宝莲轻步走进内室,屈身道福,含笑道:“老太太打发我来传话,过来才知奶奶正在吃饭,不敢进来搅扰,谁知还是打搅了。”夏春朝便笑道:“今儿原是我起晚了,倒不妨碍。”因问道:“老太太打发你过来有什么话说?”宝莲道:“老太太说,若是奶奶不忙,待会儿往后院去一遭。今儿有人来相看姑娘,老太太想同奶奶商议商议。”夏春朝乍闻此讯,连忙笑道:“竟有此事,我连日不在家中,一丝儿也不知道呢。既然如此,我待会儿便过去。”宝莲见她应下,福了福身子,便去了。

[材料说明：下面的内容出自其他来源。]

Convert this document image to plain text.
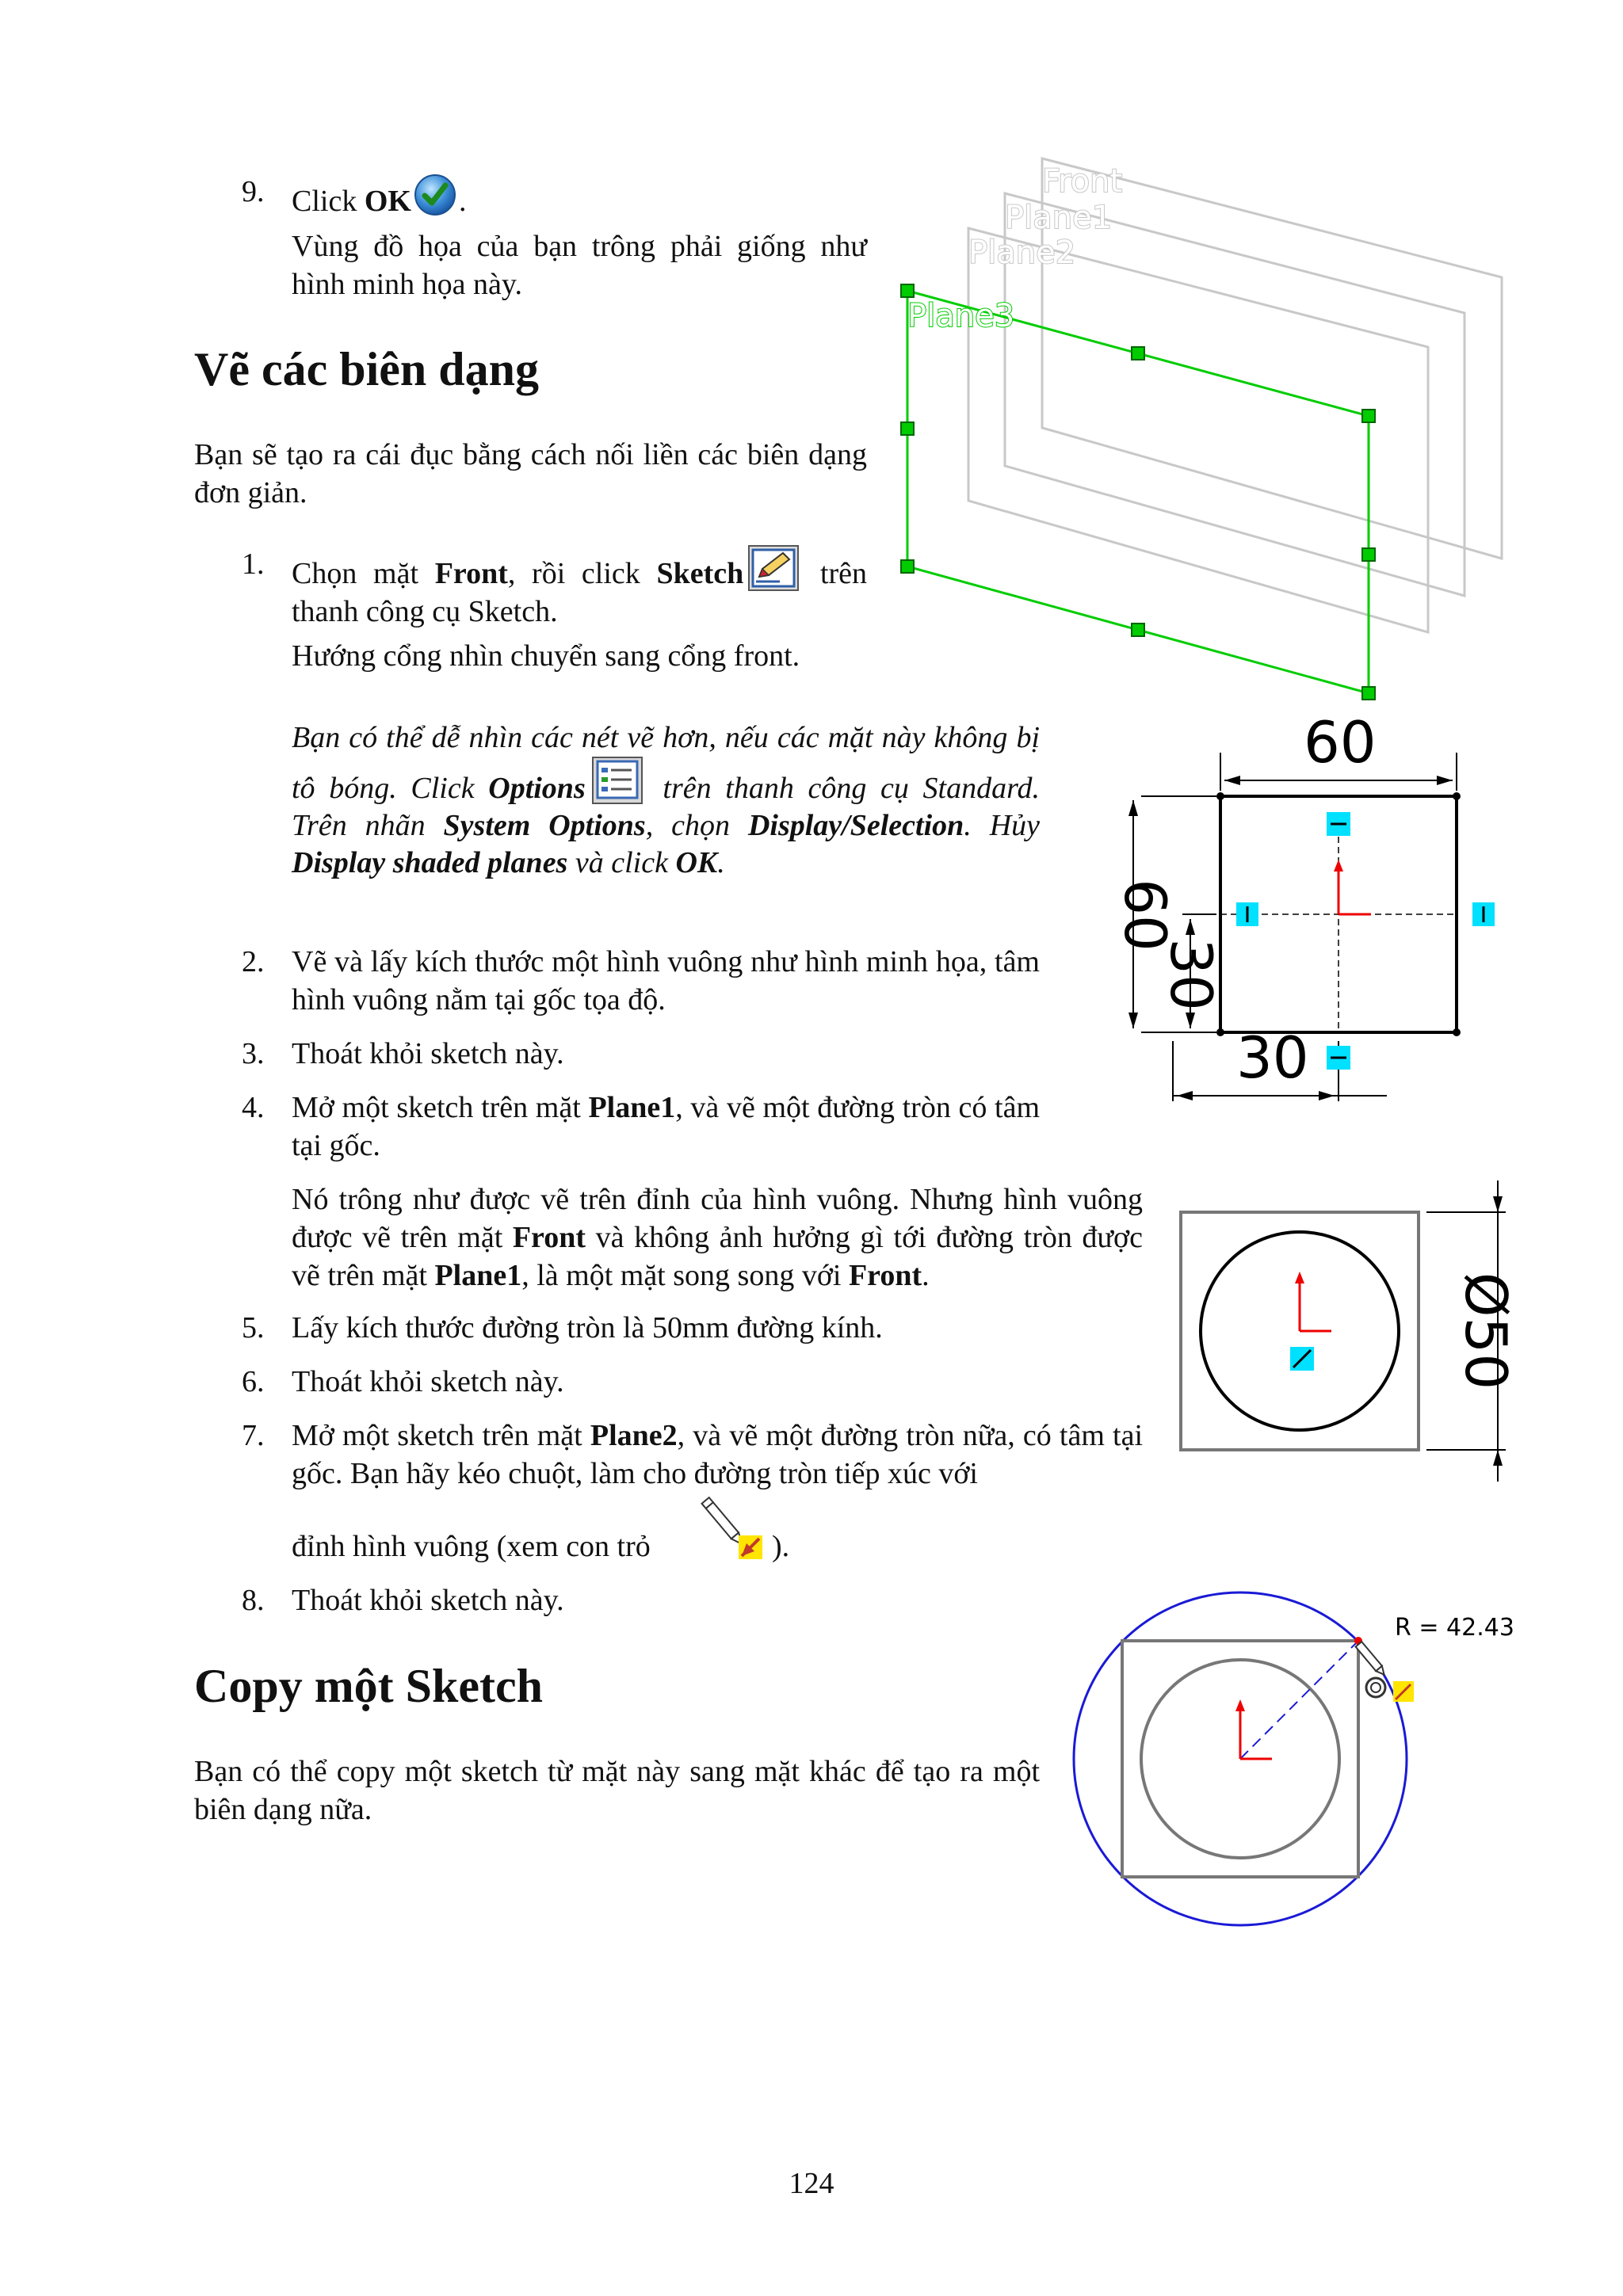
9. Click OK .
Vùng đồ họa của bạn trông phải giống như hình minh họa này.
Vẽ các biên dạng
Bạn sẽ tạo ra cái đục bằng cách nối liền các biên dạng đơn giản.
1. Chọn mặt Front, rồi click Sketch trên thanh công cụ Sketch.
Hướng cổng nhìn chuyển sang cổng front.
Bạn có thể dễ nhìn các nét vẽ hơn, nếu các mặt này không bị tô bóng. Click Options trên thanh công cụ Standard. Trên nhãn System Options, chọn Display/Selection. Hủy Display shaded planes và click OK.
2. Vẽ và lấy kích thước một hình vuông như hình minh họa, tâm hình vuông nằm tại gốc tọa độ.
3. Thoát khỏi sketch này.
4. Mở một sketch trên mặt Plane1, và vẽ một đường tròn có tâm tại gốc.
Nó trông như được vẽ trên đỉnh của hình vuông. Nhưng hình vuông được vẽ trên mặt Front và không ảnh hưởng gì tới đường tròn được vẽ trên mặt Plane1, là một mặt song song với Front.
5. Lấy kích thước đường tròn là 50mm đường kính.
6. Thoát khỏi sketch này.
7. Mở một sketch trên mặt Plane2, và vẽ một đường tròn nữa, có tâm tại gốc. Bạn hãy kéo chuột, làm cho đường tròn tiếp xúc với
đỉnh hình vuông (xem con trỏ	).
8. Thoát khỏi sketch này.
Copy một Sketch
Bạn có thể copy một sketch từ mặt này sang mặt khác để tạo ra một biên dạng nữa.
Front
Plane1
Plane2
Plane3
60
60
30
30
Ø50
R = 42.43
124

送了宝莲,宝儿掀帘子进来,在一边站了,又问道:“奶奶,这有媒人相看姑娘,老太太怎么不叫太太,反而过来喊奶奶?太太才是姑娘亲生的娘,奶奶只是嫂子罢了。虽说长嫂如母,可如今太太见在,叫奶奶过去商议,委实是奇怪。”珠儿在旁嘴快道:“你晓得什么,咱们家素来是奶奶掌家,出了这样的大事,老太太自然要同奶奶商议了。”宝儿又问道:“话虽如此,可姑娘的亲事,本该老爷太太出面,怎么是老太太张罗?”夏春朝接口道:“想必是老太太是长辈,姑娘又素来跟着老太太。何况,太太那道三不着两的脾气,谁人不知,老太太也不放心罢。”两个丫头听了,更不多言。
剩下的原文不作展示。